13 However, whether approached as a question of construction of the section, or as a question of fact as to the relationship between the defendant and its director, I am not satisfied that the defence is unarguable.
14 Further, as a matter of construction of s1002G, I think it is undesirable to embark upon such a determination on this application for leave to amend, given: (i) the coincidence of allegations upon which the proposed amendment is based with those which will require to be dealt with under the defendant’s present cross claim; and (ii) the absence of direct authority on this construction of the relevant “insider” provisions of the Corporations Law, which, I think, calls for closer examination of the operation of those provisions than has been given to them on his application.
15 As to (b) and (c): I think that argument mis-states the case that the defendant wishes to raise, namely, that the agreement, by reason of s1002G(3) of the Corporations Law is unenforceable. It was submitted on behalf of the defendant that the fact that it accepted the benefit under the agreement is no bar to the enforcement of the public interest policy against assisting a party to an illegal contract, relying upon obiter in Yango Pastoral Co Pty Ltd -v- First Chicago Australia Ltd (1978) 139 CLR 410 at 427-428.
16 I have not been referred to any direct authority, in point, as to the construction of s 1002G advanced on behalf of the defendant, counsel for the defendant having recourse to analogous decisions, principally that of Australian Breeders Co-operative Society Ltd -v- Jones (1997) 26 ACSR 26 at 72-73 and the authorities examined in that case.

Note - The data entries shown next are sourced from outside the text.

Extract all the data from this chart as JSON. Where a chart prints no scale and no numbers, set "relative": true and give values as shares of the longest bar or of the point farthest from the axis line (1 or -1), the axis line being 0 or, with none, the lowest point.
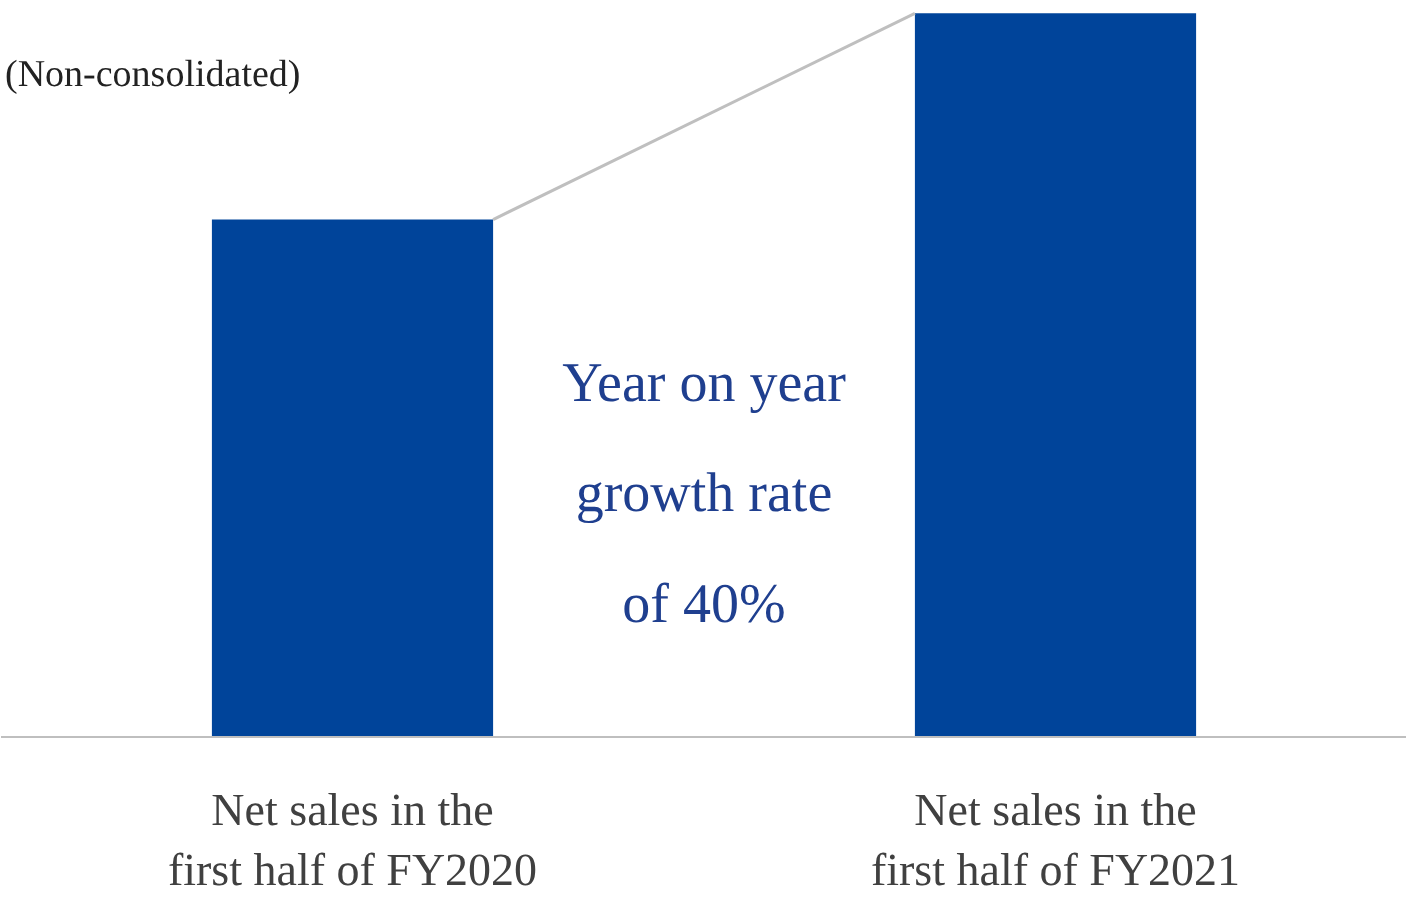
{
  "chart_data": {
    "type": "bar",
    "relative": true,
    "categories": [
      "Net sales in the first half of FY2020",
      "Net sales in the first half of FY2021"
    ],
    "values": [
      0.715,
      1
    ],
    "color": "#00449a",
    "annotations": [
      "(Non-consolidated)",
      "Year on year growth rate of 40%"
    ],
    "grid": false
  }
}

17 As earlier stated, I think that determination of the issues sought to be raised under the proposed defence will involve factual issues concerning the relationship between the defendant and its director Donald Fletcher, in addition to significant questions of construction of the relevant provisions of the Corporations Law, their application to the facts of this case and their effect on the enforceability of the agreement. In relation to those latter aspects, I think it is inappropriate to attempt a determination of those questions on an application of this kind for the reasons stated.
18 I am not persuaded that the proposed defence must fail, notwithstanding what I perceive to be glaring difficulties confronting the defendant in making good such a defence.
19 For those reasons I grant leave to the defendant to amend its defence in terms of the document marked for identification 1. I order the defence to be filed and served by 4pm 3 April 2001 and any reply thereto to be filed and served by 10 April 2001. I order the defendant to pay the plaintiff’s costs of and incidental to the amendment and I order that costs of the application be the defendant’s costs in the cause.